5. The power circuit as claimed in claim 4, wherein the bleeder circuit comprises a third resistor, the first terminal of the second resistor is connected to the second terminal of the feedback capacitor, a second terminal of the second resistor is connected to a first terminal of the third resistor, and a second terminal of the third resistor is grounded.

6. (canceled)

7. The power circuit as claimed in claim 1, wherein the regulator circuit further comprises a second capacitor in parallel with the regulating resistor.

8. The power circuit as claimed in claim 7, wherein the regulator circuit further comprises a third capacitor in parallel with the regulating resistor.

9. The power circuit as claimed in claim 8, wherein the regulator circuit further comprises a fourth capacitor in parallel with the regulating resistor.

10. The power circuit as claimed in claim 1, wherein the control circuit comprises a pulse width modulator.
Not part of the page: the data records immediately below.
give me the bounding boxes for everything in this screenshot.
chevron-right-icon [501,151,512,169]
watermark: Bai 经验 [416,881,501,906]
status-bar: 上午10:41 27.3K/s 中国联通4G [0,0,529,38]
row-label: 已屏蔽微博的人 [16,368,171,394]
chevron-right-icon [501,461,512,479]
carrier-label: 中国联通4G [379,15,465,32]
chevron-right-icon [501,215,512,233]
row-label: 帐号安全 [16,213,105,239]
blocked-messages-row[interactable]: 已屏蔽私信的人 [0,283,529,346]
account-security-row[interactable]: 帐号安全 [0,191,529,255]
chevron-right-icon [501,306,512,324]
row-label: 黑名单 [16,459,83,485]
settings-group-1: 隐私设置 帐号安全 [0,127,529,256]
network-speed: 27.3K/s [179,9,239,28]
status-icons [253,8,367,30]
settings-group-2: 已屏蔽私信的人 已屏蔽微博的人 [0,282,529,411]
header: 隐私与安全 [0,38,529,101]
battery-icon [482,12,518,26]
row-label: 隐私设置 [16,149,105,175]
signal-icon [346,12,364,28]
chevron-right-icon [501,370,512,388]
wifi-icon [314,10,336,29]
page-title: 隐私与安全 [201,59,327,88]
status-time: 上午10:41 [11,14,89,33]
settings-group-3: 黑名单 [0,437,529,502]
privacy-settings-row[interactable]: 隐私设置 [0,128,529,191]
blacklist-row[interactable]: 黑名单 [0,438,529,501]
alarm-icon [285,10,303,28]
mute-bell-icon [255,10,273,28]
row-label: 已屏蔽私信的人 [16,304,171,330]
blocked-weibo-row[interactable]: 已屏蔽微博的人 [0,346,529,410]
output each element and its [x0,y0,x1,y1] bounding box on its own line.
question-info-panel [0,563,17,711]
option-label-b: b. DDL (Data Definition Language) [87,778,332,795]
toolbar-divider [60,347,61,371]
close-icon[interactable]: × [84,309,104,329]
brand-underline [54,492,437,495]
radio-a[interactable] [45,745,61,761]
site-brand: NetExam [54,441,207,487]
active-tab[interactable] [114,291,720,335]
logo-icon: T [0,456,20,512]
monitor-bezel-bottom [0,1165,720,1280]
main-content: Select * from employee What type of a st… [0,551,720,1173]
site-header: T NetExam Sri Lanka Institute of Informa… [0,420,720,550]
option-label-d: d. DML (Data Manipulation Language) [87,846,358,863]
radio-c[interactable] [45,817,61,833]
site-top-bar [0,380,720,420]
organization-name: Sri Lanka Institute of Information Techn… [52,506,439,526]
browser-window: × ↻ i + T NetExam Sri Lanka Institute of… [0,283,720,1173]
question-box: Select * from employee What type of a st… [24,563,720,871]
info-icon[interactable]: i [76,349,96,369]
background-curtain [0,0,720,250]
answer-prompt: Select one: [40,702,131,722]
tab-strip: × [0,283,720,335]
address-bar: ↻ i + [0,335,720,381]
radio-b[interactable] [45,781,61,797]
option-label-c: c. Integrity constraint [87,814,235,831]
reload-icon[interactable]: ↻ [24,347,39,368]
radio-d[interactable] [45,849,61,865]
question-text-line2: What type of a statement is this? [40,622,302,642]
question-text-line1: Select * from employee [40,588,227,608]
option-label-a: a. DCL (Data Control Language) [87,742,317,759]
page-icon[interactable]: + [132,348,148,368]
11. A power circuit, comprising: a bleeder circuit, wherein a first terminal of the bleeder circuit is an output terminal and is configured to receive an output signal, and a second terminal of the bleeder circuit is grounded;a control circuit, wherein a first terminal of the control circuit is connected to the output terminal and is configured to output the output signal, a second terminal of the control circuit is a feedback terminal and is connected to the bleeder circuit to receive a feedback signal, and a third terminal of the control circuit is an input terminal and is configured to receive an input signal;a feedback capacitor, wherein a first terminal of the feedback capacitor is connected to the output terminal, and a second terminal of the feedback capacitor is connected to the bleeder circuit and is configured to feedback the output signal; anda regulator circuit, wherein the regulator circuit comprises a regulating resistor and a first capacitor, a first terminal of the regulating resistor is directly connected to the input terminal, and a second terminal of the regulating resistor is directly grounded, wherein the first capacitor is in parallel with the regulating resistor;wherein the bleeder circuit comprises a first resistor and a second resistor, a first terminal of the first resistor is connected to the output terminal, and a second terminal of the first resistor is connected to a first terminal of the second resistor, wherein the second terminal of the feedback capacitor is connected to the second terminal of the first resistor.

12. The power circuit as claimed in claim 11, wherein the second terminal of the control circuit is connected to the second terminal of the first resistor.

13. The power circuit as claimed in claim 11, wherein the bleeder circuit comprises a third resistor, the first terminal of the second resistor is connected to the second terminal of the feedback capacitor, a second terminal of the second resistor is connected to a first terminal of the third resistor, and a second terminal of the third resistor is grounded.

14. (canceled)

15. The power circuit as claimed in claim 11, wherein the regulator circuit further comprises a second capacitor in parallel with the regulating resistor.

16. The power circuit as claimed in claim 15, wherein the regulator circuit further comprises a third capacitor in parallel with the regulating resistor.

17. The power circuit as claimed in claim 16 wherein the regulator circuit further comprises a fourth capacitor in parallel with the regulating resistor.

18. The power circuit as claimed in claim 11, wherein the control circuit comprises a pulse width modulator.